One of the missions the French government entrusts to CEA is to take complete charge of designing and manufacturing the nuclear warheads of the French deterrent force. CEA designs the warheads, including the payload and casing, and is responsible for manufacturing and maintaining them, as well as dismantling them. The CEA Military Applications Division also helps in developing new conventional weapons such as torpedoes.

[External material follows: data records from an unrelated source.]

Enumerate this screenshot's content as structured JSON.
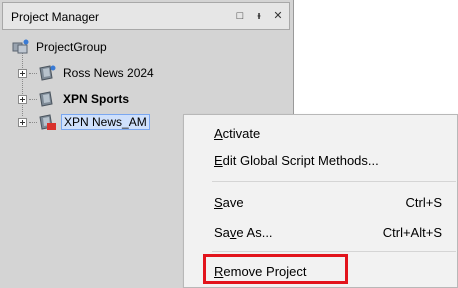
{
  "panel": {
    "title": "Project Manager",
    "buttons": {
      "restore": "□",
      "pin": "ᵻ",
      "close": "✕"
    }
  },
  "tree": {
    "root": {
      "label": "ProjectGroup",
      "icon": "project-group-icon"
    },
    "items": [
      {
        "label": "Ross News 2024",
        "bold": false,
        "selected": false,
        "icon": "project-icon"
      },
      {
        "label": "XPN Sports",
        "bold": true,
        "selected": false,
        "icon": "project-icon"
      },
      {
        "label": "XPN News_AM",
        "bold": false,
        "selected": true,
        "icon": "project-ps-icon"
      }
    ]
  },
  "menu": {
    "activate": {
      "pre": "",
      "acc": "A",
      "post": "ctivate"
    },
    "edit_global": {
      "pre": "",
      "acc": "E",
      "post": "dit Global Script Methods..."
    },
    "save": {
      "pre": "",
      "acc": "S",
      "post": "ave",
      "shortcut": "Ctrl+S"
    },
    "save_as": {
      "pre": "Sa",
      "acc": "v",
      "post": "e As...",
      "shortcut": "Ctrl+Alt+S"
    },
    "remove": {
      "pre": "",
      "acc": "R",
      "post": "emove Project"
    }
  },
  "colors": {
    "highlight_box": "#e2141c",
    "selection": "#cfe0fb"
  }
}
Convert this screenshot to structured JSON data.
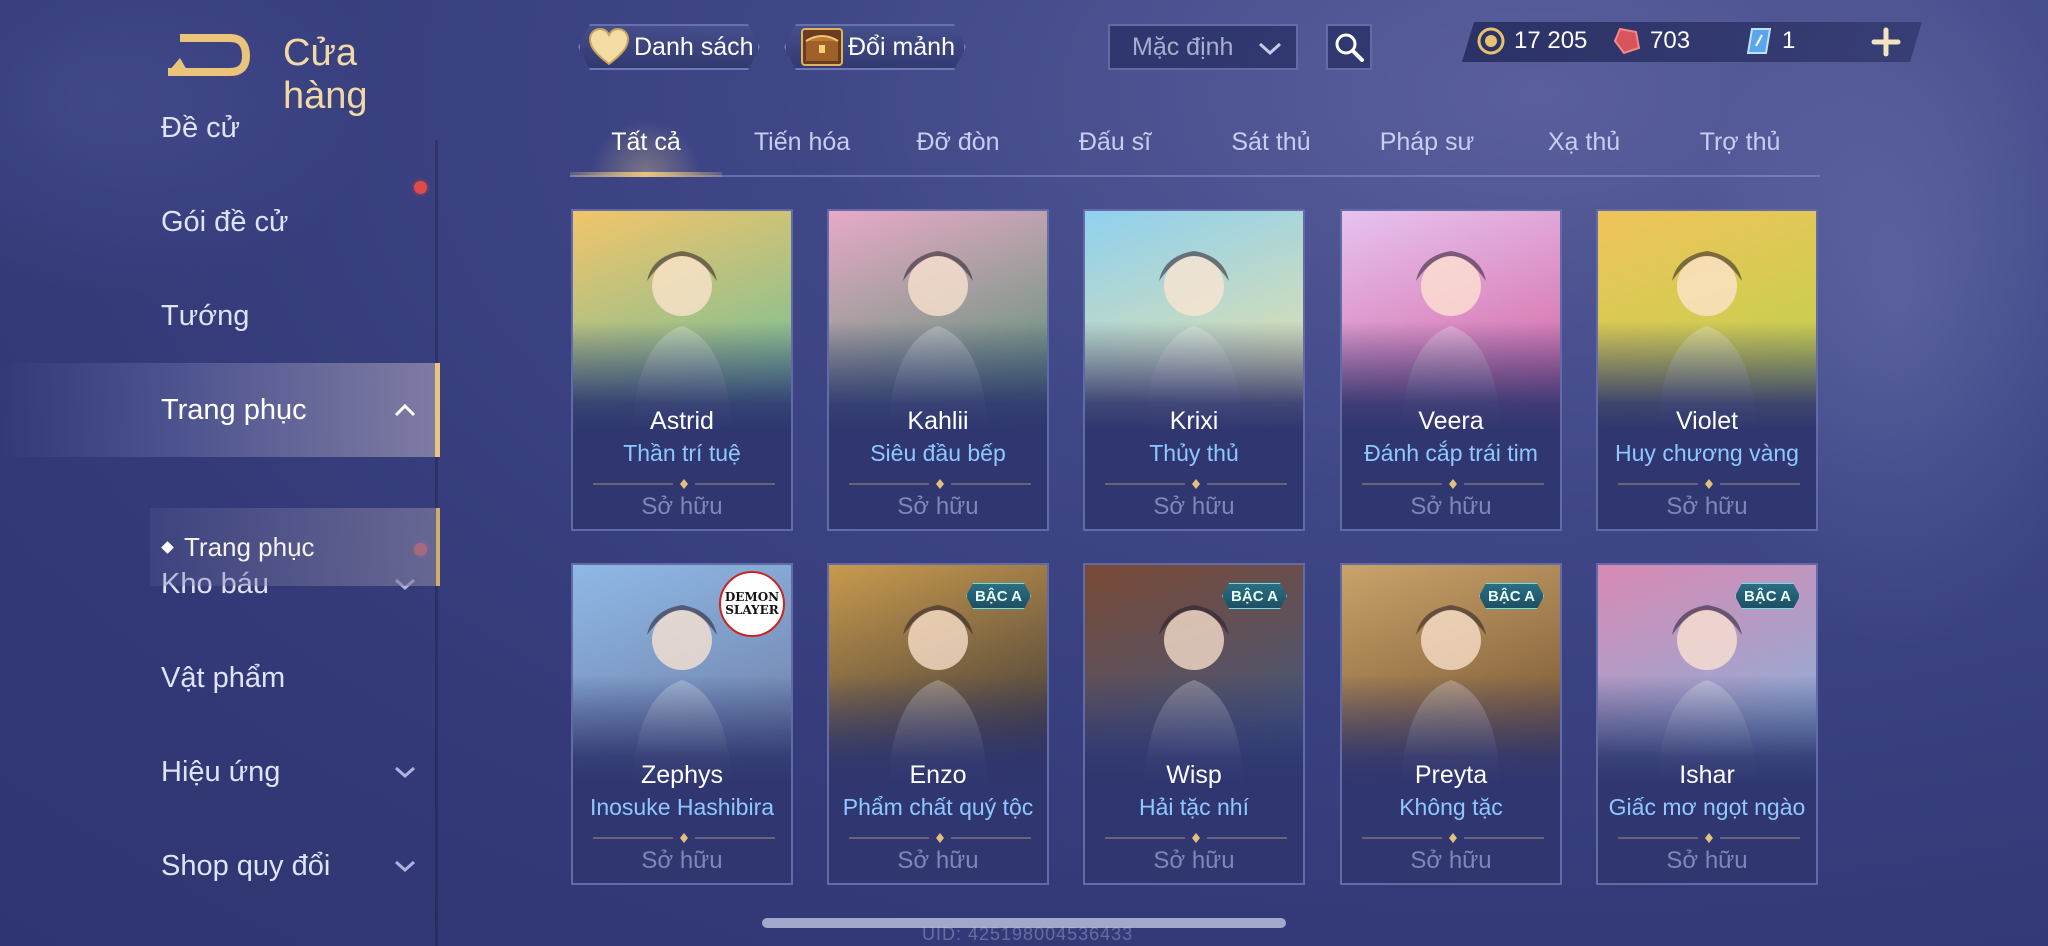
{
  "header": {
    "title": "Cửa hàng",
    "wishlist_label": "Danh sách",
    "exchange_label": "Đổi mảnh",
    "sort_value": "Mặc định",
    "currencies": [
      {
        "name": "gold",
        "value": "17 205",
        "color": "#e6c270"
      },
      {
        "name": "voucher",
        "value": "703",
        "color": "#d9545a"
      },
      {
        "name": "ticket",
        "value": "1",
        "color": "#7fc4ff"
      }
    ]
  },
  "sidebar": {
    "items": [
      {
        "label": "Đề cử",
        "has_dot": false,
        "expandable": false
      },
      {
        "label": "Gói đề cử",
        "has_dot": true,
        "expandable": false
      },
      {
        "label": "Tướng",
        "has_dot": false,
        "expandable": false
      },
      {
        "label": "Trang phục",
        "has_dot": false,
        "expandable": true,
        "active": true
      },
      {
        "label": "Kho báu",
        "has_dot": true,
        "expandable": true
      },
      {
        "label": "Vật phẩm",
        "has_dot": false,
        "expandable": false
      },
      {
        "label": "Hiệu ứng",
        "has_dot": false,
        "expandable": true
      },
      {
        "label": "Shop quy đổi",
        "has_dot": false,
        "expandable": true
      }
    ],
    "subitem": "Trang phục"
  },
  "tabs": [
    "Tất cả",
    "Tiến hóa",
    "Đỡ đòn",
    "Đấu sĩ",
    "Sát thủ",
    "Pháp sư",
    "Xạ thủ",
    "Trợ thủ"
  ],
  "active_tab": "Tất cả",
  "cards": [
    {
      "hero": "Astrid",
      "skin": "Thần trí tuệ",
      "status": "Sở hữu",
      "badge": "",
      "palette": [
        "#f2c46a",
        "#5fbfa0"
      ]
    },
    {
      "hero": "Kahlii",
      "skin": "Siêu đầu bếp",
      "status": "Sở hữu",
      "badge": "",
      "palette": [
        "#e8a9c8",
        "#4a8f6a"
      ]
    },
    {
      "hero": "Krixi",
      "skin": "Thủy thủ",
      "status": "Sở hữu",
      "badge": "",
      "palette": [
        "#8fd0ef",
        "#f1e3a0"
      ]
    },
    {
      "hero": "Veera",
      "skin": "Đánh cắp trái tim",
      "status": "Sở hữu",
      "badge": "",
      "palette": [
        "#e6c3ef",
        "#d35a9a"
      ]
    },
    {
      "hero": "Violet",
      "skin": "Huy chương vàng",
      "status": "Sở hữu",
      "badge": "",
      "palette": [
        "#f0c35a",
        "#b7d44a"
      ]
    },
    {
      "hero": "Zephys",
      "skin": "Inosuke Hashibira",
      "status": "Sở hữu",
      "badge": "",
      "collab": [
        "DEMON",
        "SLAYER"
      ],
      "palette": [
        "#8fb8e6",
        "#6a7aa0"
      ]
    },
    {
      "hero": "Enzo",
      "skin": "Phẩm chất quý tộc",
      "status": "Sở hữu",
      "badge": "BẬC A",
      "palette": [
        "#c99a4e",
        "#2c2c34"
      ]
    },
    {
      "hero": "Wisp",
      "skin": "Hải tặc nhí",
      "status": "Sở hữu",
      "badge": "BẬC A",
      "palette": [
        "#7a4a36",
        "#3a5a8a"
      ]
    },
    {
      "hero": "Preyta",
      "skin": "Không tặc",
      "status": "Sở hữu",
      "badge": "BẬC A",
      "palette": [
        "#caa36a",
        "#6b4a2a"
      ]
    },
    {
      "hero": "Ishar",
      "skin": "Giấc mơ ngọt ngào",
      "status": "Sở hữu",
      "badge": "BẬC A",
      "palette": [
        "#d889b4",
        "#7cb7df"
      ]
    }
  ],
  "footer": {
    "uid": "UID: 425198004536433"
  }
}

CEA plays a major role in nuclear deterrence, continueing the missions entrusted to it by the government, especially as concerns the development of the Simulation program tools to ensure the lasting credibility of the French deterrent force after the end of all nuclear tests in 1996. The Military Applications Division has re-organised its missions around four poles: nuclear materials, from fundamental research to manufacture, non-nuclear materials, physical research on weapons, and numerical simulation.

When the nuclear warheads currently in service reach the end of their lifetime, they will have to be replaced. CEA will have to design and manufacture the replacement warheads and guarantee them without further nuclear testing, since the signature of the Comprehensive Test Ban Treaty, in September 1996.

The Simulation program consists in ensuring the reliability and safety of nuclear weapons without recourse to full-scale testing. To do so, controlled experiments will be performed along with numerical modelling studies, to understand in fine detail the physical and chemical phenomena involved in the operation of the weapons. CEA is thus working to perfect major experimental facilities like Airix, an X-radiography machine installed on the Moronvilliers experimentation centre near Rheims. This is used to observe hyper-rapid deformations of materials in order to validate the corresponding computation models.

In the field of naval propulsion, the two nuclear reactors of the Charles De Gaulle aircraft carrier were tested in 1999 and CEA also did work on the design of new missile-launching and attack submarines. CEA contributed to surveillance of the Comprehensive Test Ban Treaty (CTBT).